Crawl rate is determined by two factors:
- Crawl Capacity Limit: How much time a bot will spend crawling your site without overwhelming your server. The capacity can be affected by a few things: The health of your site, your personal settings, and the hosts’ crawling limits. Because Googlebot is designed not to overload a website, if it detects that it is impacting the site’s performance it will stop its work. Website owners also have the ability to control how much they would like to decrease crawling on their site (increasing is an option, however not guaranteed).
- Crawl Demand/Crawl Scheduling: Which URLs are worth recrawling the most, based on popularity and how often that page is being updated.
The more efficient you can make it to crawl your website, the less time it will take for future crawl rate optimization efforts.
The best way to optimize your crawl rate
Thinking about the technical implications of search, there are several ways in which you can communicate to the search engines which pages these bots should crawl and index.
Use robots.txt to block URLs you don’t want crawled
The use of robots.txt has evolved in recent years, but it is still a useful tool in managing your crawl budget. The disallow directive communicated to the different crawlers not to access certain sections or URLs on your site. Here you can exclude the pages that don’t serve any value in being crawled. This looks like admin pages, members areas, and even the shopping cart. It is important to note that the robots.txt rules do not mean these pages won’t be indexed, they just won’t be crawled.
Check your Canonicals
Page bloat is a common issue among eCommerce sites with lots of filtering options.

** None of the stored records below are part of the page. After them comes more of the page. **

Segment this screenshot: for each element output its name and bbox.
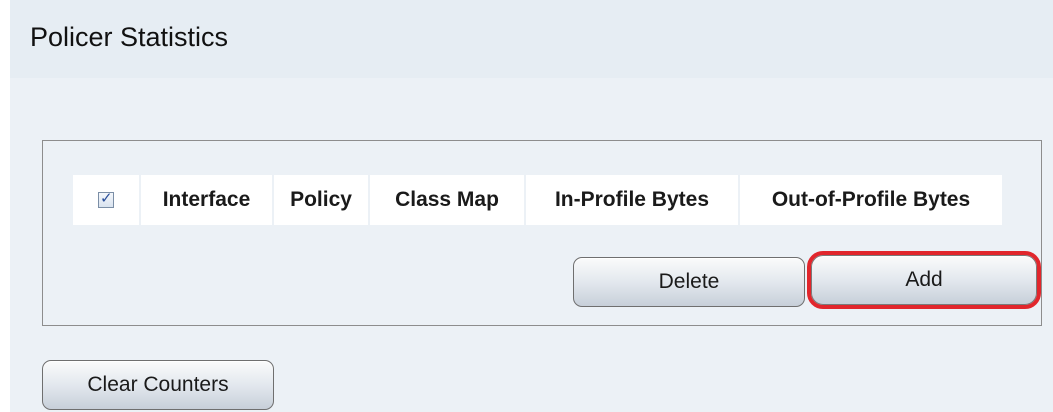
column-header-interface[interactable]: Interface [141,175,272,225]
select-all-checkbox[interactable]: ✓ [98,190,114,208]
checkmark-icon: ✓ [100,190,113,207]
add-button[interactable]: Add [807,251,1041,309]
policer-statistics-page: Policer Statistics ✓ Interface Policy Cl… [0,0,1053,412]
delete-button[interactable]: Delete [573,257,805,307]
column-header-out-of-profile-bytes[interactable]: Out-of-Profile Bytes [740,175,1002,225]
column-header-class-map[interactable]: Class Map [370,175,524,225]
page-title: Policer Statistics [30,22,229,52]
content-area: ✓ Interface Policy Class Map In-Profile … [10,78,1053,412]
table-header-row: ✓ Interface Policy Class Map In-Profile … [73,175,1002,225]
clear-counters-button[interactable]: Clear Counters [42,360,274,410]
column-header-policy[interactable]: Policy [274,175,368,225]
select-all-header-cell: ✓ [73,175,139,225]
statistics-table-panel: ✓ Interface Policy Class Map In-Profile … [42,140,1042,326]
title-bar: Policer Statistics [10,0,1053,78]
column-header-in-profile-bytes[interactable]: In-Profile Bytes [526,175,738,225]
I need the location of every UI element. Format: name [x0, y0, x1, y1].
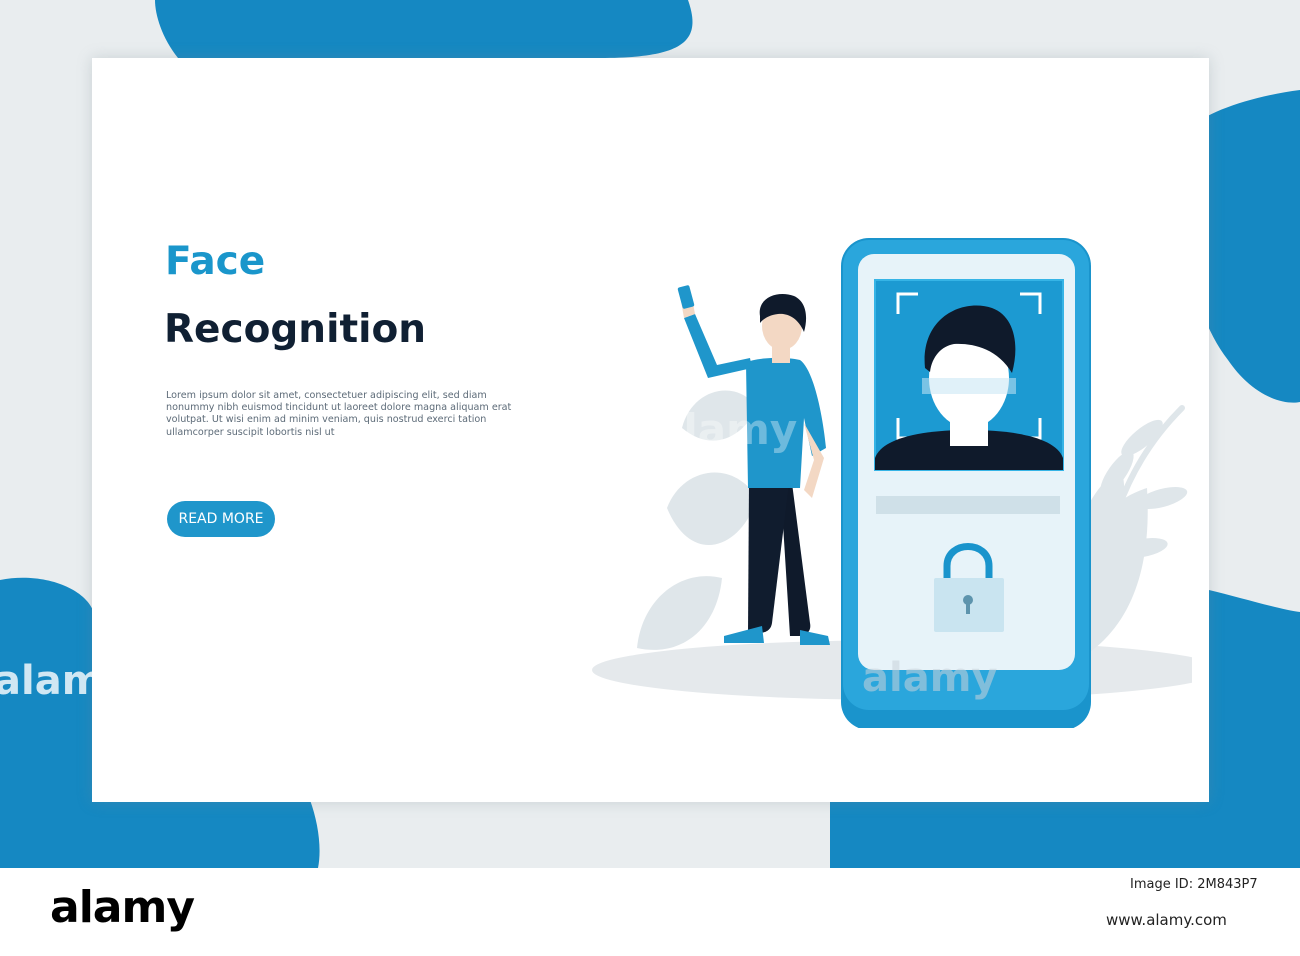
watermark-text: alamy: [0, 658, 130, 704]
hero-title-face: Face: [165, 239, 266, 284]
hero-description: Lorem ipsum dolor sit amet, consectetuer…: [166, 390, 512, 438]
watermark-text: alamy: [862, 655, 998, 701]
footer-bar: alamy Image ID: 2M843P7 www.alamy.com: [0, 868, 1300, 956]
footer-logo: alamy: [50, 882, 195, 933]
watermark-text: alamy: [655, 405, 798, 454]
read-more-button[interactable]: READ MORE: [167, 501, 275, 537]
hero-title-recognition: Recognition: [164, 307, 427, 352]
face-recognition-illustration: [592, 238, 1192, 728]
landing-card: Face Recognition Lorem ipsum dolor sit a…: [92, 58, 1209, 802]
image-id-label: Image ID: 2M843P7: [1130, 877, 1258, 892]
site-url-link[interactable]: www.alamy.com: [1106, 910, 1227, 930]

Faceted navigation can cause an almost infinite combination of URLs, leaving Googlebot being pulled in too many directions. So make sure that you are effectively using the rel=canonical tag to declare the original source of the content.
Eliminate duplicate content
This is often a byproduct of thin content, product variations, and too many category pages. Again, canonicals are your friend — identify that single source of information. Consolidate duplicate content, so that crawlers are focusing on crawling unique content rather than a bunch of copies.
Keep your sitemap up to date
A sitemap is a vital tool in helping search engines crawl and index your website, while also communicating the relationship between your pages. Google reads both your XML and HTML sitemaps frequently, so the more up-to-date it is, the better. This allows Google to better understand your site more effectively.
Pro Tip: make sure you submit your XML sitemap through Google Search Console
Use a 404 or 401 for dead pages
The notion that a 4XX error is a bad thing isn’t true. They serve to communicate information with the search engines. For the eCommerce folks in the room, when a product is sold out, use a 404 response code to tell Google to not crawl that URL again, even if that product will be returning in stock.
Avoid long redirect chains and loops
Redirects definitely serve a real-world purpose, but too many redirects can feel like a wild goose chase for Googlebot. Google will give up if it encounters too many redirects to reach the endpoint. For pages that have permanently moved, use a 301 redirect so that Google knows to focus its attention on the new page.
Where to find your crawl history
So where exactly should you start? Google Search Console offers several reporting options for you to analyze its crawl history on your site. The Index Coverage reports in GSC will give you a good overview of what Googlebot has crawled on your website. The Crawl Stats Report will show where Google has had issues when crawling your site, where you can then address those issues.
If you want to get extra nerdy, get access to your server log files. Pop those Screaming Frog’s log file analyzer and you will have hours of crawl rate fun.
Although Google has made it clear that obsessing about your crawl budget is really only reserved for websites with hundreds of thousands of URLs, you should still pay attention to which pages Googlebot is crawling on your website. Prioritizing your site’s information is becoming increasingly important and maximizing the time search engine crawlers spend on the important stuff will lead to more SEO success.